Google Superphone ( Nexus One) ramifications

I watched Google's media event today announcing their new Nexus One Superphone. There was one large surprise - That it will be available on Verizon spring of 2010. Make no mistake about it this is a HUGE hit to RIMM's Blackberry phone franchise.

The Nexus One (and other Android phones/devices) will keep Apple's Iphone honest. This is great news for consumers who have a love/hate relationship with Apple. By offering a competitive device (a better device in some regards), Apple will now have to speed up it's product roadmap that has always remained closed, and proprietary. Possible changes that might be forced on Apple include - Allowing for the consumer to add memory, and swap out their battery as wanted/needed. Better and more powerful camera. A faster and more powerful processor. Ultimately, I believe Apple will need to license their Iphone OS - or face the same single digit market share they have VS Windows in the PC space.

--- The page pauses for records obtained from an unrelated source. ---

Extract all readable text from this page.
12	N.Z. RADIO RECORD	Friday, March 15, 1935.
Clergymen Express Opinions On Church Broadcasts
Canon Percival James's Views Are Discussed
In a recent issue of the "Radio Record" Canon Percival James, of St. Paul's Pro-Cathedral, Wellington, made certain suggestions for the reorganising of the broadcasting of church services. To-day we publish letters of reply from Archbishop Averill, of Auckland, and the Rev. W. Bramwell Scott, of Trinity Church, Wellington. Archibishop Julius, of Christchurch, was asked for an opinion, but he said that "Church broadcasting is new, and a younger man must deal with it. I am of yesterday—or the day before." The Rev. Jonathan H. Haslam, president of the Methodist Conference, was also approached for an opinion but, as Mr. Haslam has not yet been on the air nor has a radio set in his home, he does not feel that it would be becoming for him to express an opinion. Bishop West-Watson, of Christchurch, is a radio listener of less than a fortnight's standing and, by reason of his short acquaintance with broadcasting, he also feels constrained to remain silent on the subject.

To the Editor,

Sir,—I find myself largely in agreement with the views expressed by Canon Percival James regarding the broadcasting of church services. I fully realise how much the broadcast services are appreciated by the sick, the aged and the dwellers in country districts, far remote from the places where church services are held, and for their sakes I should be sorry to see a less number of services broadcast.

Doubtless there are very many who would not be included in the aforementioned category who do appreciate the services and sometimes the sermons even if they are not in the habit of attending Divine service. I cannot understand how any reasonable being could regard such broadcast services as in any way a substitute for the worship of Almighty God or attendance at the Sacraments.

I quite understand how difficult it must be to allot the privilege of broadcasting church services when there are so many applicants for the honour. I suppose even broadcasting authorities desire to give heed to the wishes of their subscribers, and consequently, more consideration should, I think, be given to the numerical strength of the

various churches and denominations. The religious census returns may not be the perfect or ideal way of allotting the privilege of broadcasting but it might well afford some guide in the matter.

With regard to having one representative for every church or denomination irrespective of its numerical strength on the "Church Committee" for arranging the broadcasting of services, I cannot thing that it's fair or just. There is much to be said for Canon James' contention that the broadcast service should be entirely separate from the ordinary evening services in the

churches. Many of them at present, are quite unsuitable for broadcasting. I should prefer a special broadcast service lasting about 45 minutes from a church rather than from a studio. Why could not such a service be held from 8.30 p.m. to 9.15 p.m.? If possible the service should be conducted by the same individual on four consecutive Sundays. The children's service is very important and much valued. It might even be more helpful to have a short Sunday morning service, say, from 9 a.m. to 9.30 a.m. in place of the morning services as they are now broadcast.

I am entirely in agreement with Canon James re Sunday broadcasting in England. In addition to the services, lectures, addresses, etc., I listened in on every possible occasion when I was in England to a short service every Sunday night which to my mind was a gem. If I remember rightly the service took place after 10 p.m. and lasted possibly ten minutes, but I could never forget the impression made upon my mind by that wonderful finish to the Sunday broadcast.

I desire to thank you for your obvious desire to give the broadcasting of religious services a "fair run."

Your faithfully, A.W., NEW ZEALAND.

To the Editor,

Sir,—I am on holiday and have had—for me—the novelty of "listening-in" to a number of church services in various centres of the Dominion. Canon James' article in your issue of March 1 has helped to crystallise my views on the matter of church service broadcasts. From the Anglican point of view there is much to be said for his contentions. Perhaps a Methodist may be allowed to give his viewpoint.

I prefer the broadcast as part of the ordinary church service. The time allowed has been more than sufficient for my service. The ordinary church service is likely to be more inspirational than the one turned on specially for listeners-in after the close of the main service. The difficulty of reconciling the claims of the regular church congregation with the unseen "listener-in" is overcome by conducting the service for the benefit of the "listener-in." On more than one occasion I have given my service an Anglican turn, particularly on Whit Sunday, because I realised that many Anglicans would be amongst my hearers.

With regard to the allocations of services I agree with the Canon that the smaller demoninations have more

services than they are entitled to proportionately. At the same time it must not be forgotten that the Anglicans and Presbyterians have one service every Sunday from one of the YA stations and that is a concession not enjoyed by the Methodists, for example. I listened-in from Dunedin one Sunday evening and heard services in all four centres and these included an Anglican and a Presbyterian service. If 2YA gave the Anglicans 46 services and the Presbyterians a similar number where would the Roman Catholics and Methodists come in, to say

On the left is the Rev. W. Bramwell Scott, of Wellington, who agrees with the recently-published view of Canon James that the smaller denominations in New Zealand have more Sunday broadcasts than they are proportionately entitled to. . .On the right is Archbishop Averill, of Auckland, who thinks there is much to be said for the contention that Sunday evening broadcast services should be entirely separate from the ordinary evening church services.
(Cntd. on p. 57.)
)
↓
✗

For Motorola, Apple Palm and anyone else in the Smartphone space - this is the 'first shot across the bow' in commoditizing the Smartphone space, just like low end cell phone space has become. With an Open Source OS platform (Android) product differentiation becomes more difficult. Going forward the only way for Smartphone hardware guys to differentiate themselves will be via faster processors, better battery life, better cameras.

For wireless carriers (Verizon AT&T TMobile and Sprint) - Android has nasty mathematical consequences. For the first time, your customer is not necessarily locked into your network. More importantly, Android will accelerate the "ramp" to Superphone devices - which are HUGE consumers of data - hence Bandwidth. The amount of *new* CAPEX to keep up will not mirror the new revenue streams as new Superphone users come online.

Now for the suckiness.... As a consumer, expect to see the Wireless Carriers to start implementing tiered pricing (no different than the Cable companies have). If your streaming music or video, or doing all those fun things that Superphones allow for - get ready ...Your bills gonna be a lot more expensive in a year. All you can eat data will be dead.